Por Mauro Grande

Hasta hace poco, en Claromecó la palabra “fase” era casi desconocida. Hace más de un año que el Coronavirus azota al mundo, pero acá, aunque las balas picaron cerca, está la suerte del respeto. Cotidianamente, en ese porteñocentrismo de un ambiente, se vio al interior como la mitología argentina de lo campestre. Cuando se habla sobre el estilo de vida de acá lo primero que se  escucha es “ah, pero es como vivir en el campo”. Bueno, ¿saben qué?: los claromequenses estaban acostumbrados a verse a la cara y sonreír ante cada saludo, porque acá sigue existiendo el “buen día”, el “buenas tardes” y también esa palabra casi desaparecida de la Tierra: “gracias”. Era ir al Oasis a comprar y encontrar a alguno de esos personajes cotidianos del pueblo, abrazarte y hablar, y nunca un reproche por esas demoras entre charla y charla en el medio del supermercado. Hoy entrás usando el tapaboca y te encontrás con el suelo marcado para respetar la distancia de los dos metros y con métodos de higiene a la entrada y salida. Ir a comprar a la carnicería o  verdulería es un trámite, pero no de esos trámites de allá, de la Ciudad, sino esos trámites pueblerinos que son minutos. Mercadería, bolsa, a la caja a abonar y a tu casa a guardar.

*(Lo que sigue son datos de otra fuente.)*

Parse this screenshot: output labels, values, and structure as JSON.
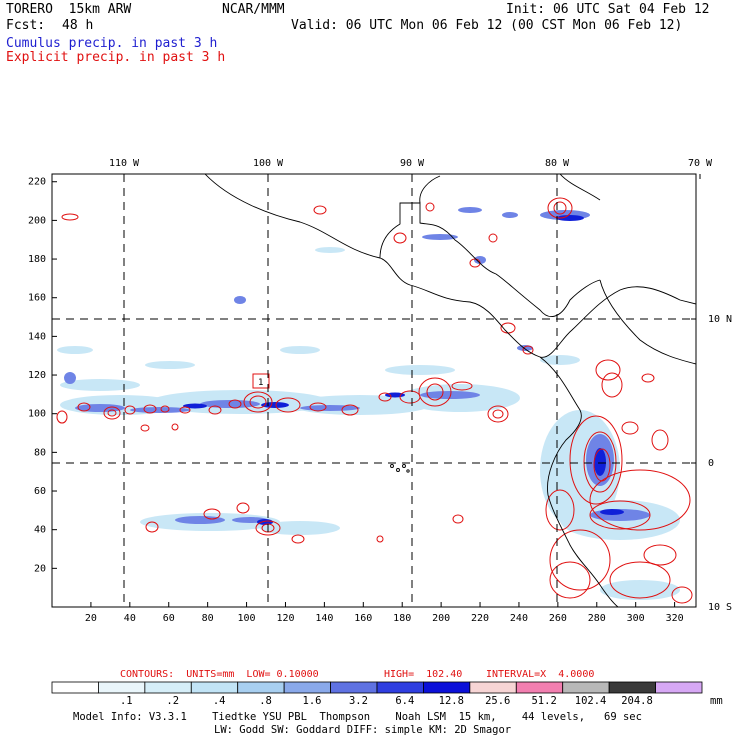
{
  "header": {
    "model": "TORERO  15km ARW",
    "org": "NCAR/MMM",
    "init": "Init: 06 UTC Sat 04 Feb 12",
    "fcst_label": "Fcst:",
    "fcst_value": "48 h",
    "valid": "Valid: 06 UTC Mon 06 Feb 12 (00 CST Mon 06 Feb 12)",
    "cumulus": "Cumulus precip. in past 3 h",
    "explicit": "Explicit precip. in past 3 h"
  },
  "map": {
    "x_ticks": [
      "20",
      "40",
      "60",
      "80",
      "100",
      "120",
      "140",
      "160",
      "180",
      "200",
      "220",
      "240",
      "260",
      "280",
      "300",
      "320"
    ],
    "y_ticks": [
      "20",
      "40",
      "60",
      "80",
      "100",
      "120",
      "140",
      "160",
      "180",
      "200",
      "220"
    ],
    "lon_labels": [
      "110 W",
      "100 W",
      "90 W",
      "80 W",
      "70 W"
    ],
    "lat_labels": [
      "10 N",
      "0",
      "10 S"
    ],
    "box_label": "1"
  },
  "contour_info": {
    "contours": "CONTOURS:  UNITS=mm  LOW= 0.10000",
    "high": "HIGH=  102.40",
    "interval": "INTERVAL=X  4.0000"
  },
  "colorbar": {
    "unit": "mm",
    "labels": [
      ".1",
      ".2",
      ".4",
      ".8",
      "1.6",
      "3.2",
      "6.4",
      "12.8",
      "25.6",
      "51.2",
      "102.4",
      "204.8"
    ],
    "colors": [
      "#ffffff",
      "#eaf6fb",
      "#d6eef8",
      "#c2e4f6",
      "#a8cff0",
      "#8aa9ea",
      "#5f72e2",
      "#2f3ee0",
      "#0b10d8",
      "#f7d5d5",
      "#f27fb0",
      "#b8b8b8",
      "#3a3a3a",
      "#d7a8f5"
    ]
  },
  "model_info": {
    "line1": "Model Info: V3.3.1    Tiedtke YSU PBL  Thompson    Noah LSM  15 km,    44 levels,   69 sec",
    "line2": "LW: Godd SW: Goddard DIFF: simple KM: 2D Smagor"
  }
}
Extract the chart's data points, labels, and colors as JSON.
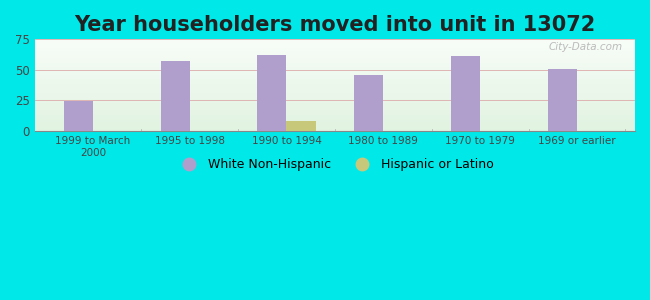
{
  "title": "Year householders moved into unit in 13072",
  "categories": [
    "1999 to March\n2000",
    "1995 to 1998",
    "1990 to 1994",
    "1980 to 1989",
    "1970 to 1979",
    "1969 or earlier"
  ],
  "white_non_hispanic": [
    24,
    57,
    62,
    46,
    61,
    51
  ],
  "hispanic_or_latino": [
    0,
    0,
    8,
    0,
    0,
    0
  ],
  "bar_color_white": "#b09fcc",
  "bar_color_hispanic": "#c8c87a",
  "background_outer": "#00e8e8",
  "ylim": [
    0,
    75
  ],
  "yticks": [
    0,
    25,
    50,
    75
  ],
  "bar_width": 0.3,
  "title_fontsize": 15,
  "legend_labels": [
    "White Non-Hispanic",
    "Hispanic or Latino"
  ],
  "watermark": "City-Data.com"
}
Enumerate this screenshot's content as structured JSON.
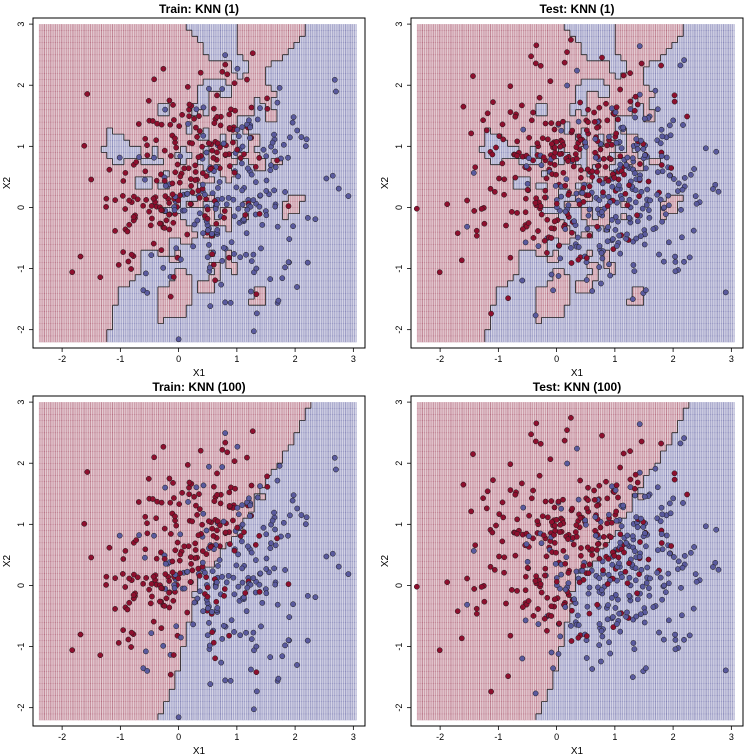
{
  "palette": {
    "class_a": "#8b1a3a",
    "class_b": "#3c3c8c",
    "point_a": "#8e0f2e",
    "point_b": "#5a5a9e",
    "boundary": "#222222"
  },
  "chart_data": [
    {
      "type": "scatter",
      "title": "Train: KNN (1)",
      "xlabel": "X1",
      "ylabel": "X2",
      "xlim": [
        -2.5,
        3.2
      ],
      "ylim": [
        -2.3,
        3.1
      ],
      "xticks": [
        "-2",
        "-1",
        "0",
        "1",
        "2",
        "3"
      ],
      "yticks": [
        "-2",
        "-1",
        "0",
        "1",
        "2",
        "3"
      ],
      "series": [
        {
          "n": 400,
          "seed": 11
        }
      ],
      "k": 1
    },
    {
      "type": "scatter",
      "title": "Test: KNN (1)",
      "xlabel": "X1",
      "ylabel": "X2",
      "xlim": [
        -2.5,
        3.2
      ],
      "ylim": [
        -2.3,
        3.1
      ],
      "xticks": [
        "-2",
        "-1",
        "0",
        "1",
        "2",
        "3"
      ],
      "yticks": [
        "-2",
        "-1",
        "0",
        "1",
        "2",
        "3"
      ],
      "series": [
        {
          "n": 500,
          "seed": 23
        }
      ],
      "k": 1
    },
    {
      "type": "scatter",
      "title": "Train: KNN (100)",
      "xlabel": "X1",
      "ylabel": "X2",
      "xlim": [
        -2.5,
        3.2
      ],
      "ylim": [
        -2.3,
        3.1
      ],
      "xticks": [
        "-2",
        "-1",
        "0",
        "1",
        "2",
        "3"
      ],
      "yticks": [
        "-2",
        "-1",
        "0",
        "1",
        "2",
        "3"
      ],
      "series": [
        {
          "n": 400,
          "seed": 11
        }
      ],
      "k": 100
    },
    {
      "type": "scatter",
      "title": "Test: KNN (100)",
      "xlabel": "X1",
      "ylabel": "X2",
      "xlim": [
        -2.5,
        3.2
      ],
      "ylim": [
        -2.3,
        3.1
      ],
      "xticks": [
        "-2",
        "-1",
        "0",
        "1",
        "2",
        "3"
      ],
      "yticks": [
        "-2",
        "-1",
        "0",
        "1",
        "2",
        "3"
      ],
      "series": [
        {
          "n": 500,
          "seed": 23
        }
      ],
      "k": 100
    }
  ]
}
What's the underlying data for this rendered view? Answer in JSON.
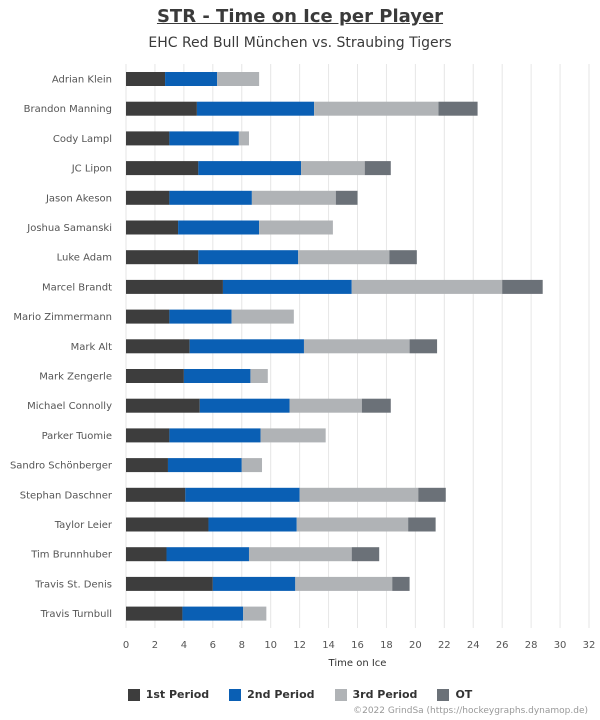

En fase 3, todos los comercios, excepto los deliverys, tienen que cerrar a las 20. La circulación está restringida, pero esto no se siente tanto porque Claromecó es un pueblo que no tiene una gran cantidad de habitantes. Acá las cacerolas que se sienten no salen de un balcón o el grito que se escucha no es un insulto por medidas, la cacerola que se siente es la de una familia cocinando un buen guiso porque acá se va el sol y quien recorre la calle es el fresquito. ¿El grito? Alguno que sale a pasear al perro sin correa y le dice al pichicho que vuelva, pero a las 20 puntual si uno abre una puerta o una ventana tiene la placentera sensación de sentir el ruido del mar y los árboles, porque, para la envidia del citadino, las bocinas acá están restringidas desde que existen. La policía da vueltas, controla, pero no necesita andar saliendo a cortar las estúpidas clandestinas que tanto caos generan, porque allá en el grito de “nos cierran todo” no hay responsabilidad ni empatía por el otre. Qué cosa, ¿no? Al final, el pueblerino, el baqueano, que tiene una vida aburrida según ese porteñocentrismo, puede tener libertades:  acá donde vayas respetan los cuidados, por donde se camine no se ve a nadie sin usar tapabocas. Porque acá la distancia, que era totalmente desconocida, se respeta.